Several challenges must be recognized as oncologists move forward. “Although it is convenient to group [patients with gastroesophageal cancer] for logistic reasons, tumors in these patients are molecularly and clinically distinct,” Dr. Ellis said. “By adding tumor subtypes, one loses the ability to enrich for the tumor target.” In addition, evaluating single-agent targeted therapies in phase II trials in hard-to-treat cancers is not recommended even if one drug hits multiple targets. “Adding the apoptotic hit with chemotherapy is still necessary,” Dr. Ellis concluded.

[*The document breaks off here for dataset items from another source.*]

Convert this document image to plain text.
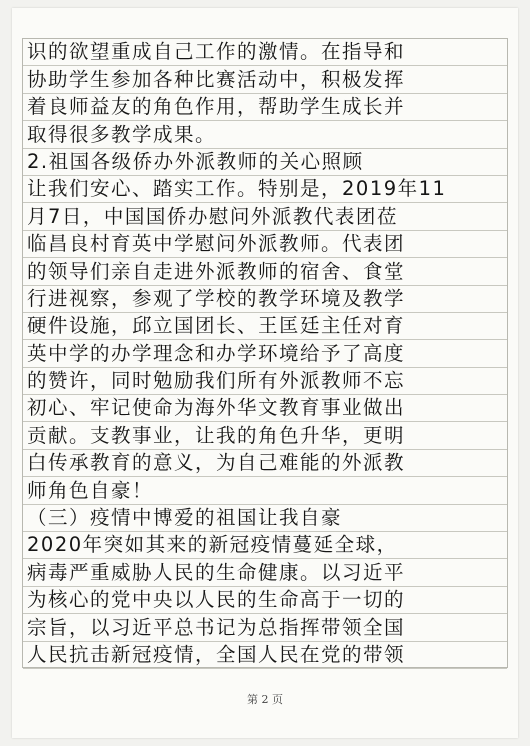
识的欲望重成自己工作的激情。在指导和
协助学生参加各种比赛活动中，积极发挥
着良师益友的角色作用，帮助学生成长并
取得很多教学成果。
2.祖国各级侨办外派教师的关心照顾
让我们安心、踏实工作。特别是，2019年11
月7日，中国国侨办慰问外派教代表团莅
临昌良村育英中学慰问外派教师。代表团
的领导们亲自走进外派教师的宿舍、食堂
行进视察，参观了学校的教学环境及教学
硬件设施，邱立国团长、王匡廷主任对育
英中学的办学理念和办学环境给予了高度
的赞许，同时勉励我们所有外派教师不忘
初心、牢记使命为海外华文教育事业做出
贡献。支教事业，让我的角色升华，更明
白传承教育的意义，为自己难能的外派教
师角色自豪！
（三）疫情中博爱的祖国让我自豪
2020年突如其来的新冠疫情蔓延全球，
病毒严重威胁人民的生命健康。以习近平
为核心的党中央以人民的生命高于一切的
宗旨，以习近平总书记为总指挥带领全国
人民抗击新冠疫情，全国人民在党的带领
第 2 页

Metastatic pancreatic cancer also is a disease for which targeted agents have shown little success. A phase Ib study presented by Hedy L. Kindler, MD, of the University of Chicago, using conatumumab (AMG 655) showed better promise for future investigations in treating this disease (Abstract 4501). Conatumumab targets the death receptor 5 (DR5) in cells and induces apoptosis. In this study, conatumumab was used in combination with standard gemcitabine therapy in 13 patients with metastatic pancreatic cancer. Discussant David A. Tuveson, MD, PhD, of Cancer Research UK, contended that, based on an overall survival of 11 months and a progression-free survival of 5.3 months, the combination should be further evaluated in a phase II trial.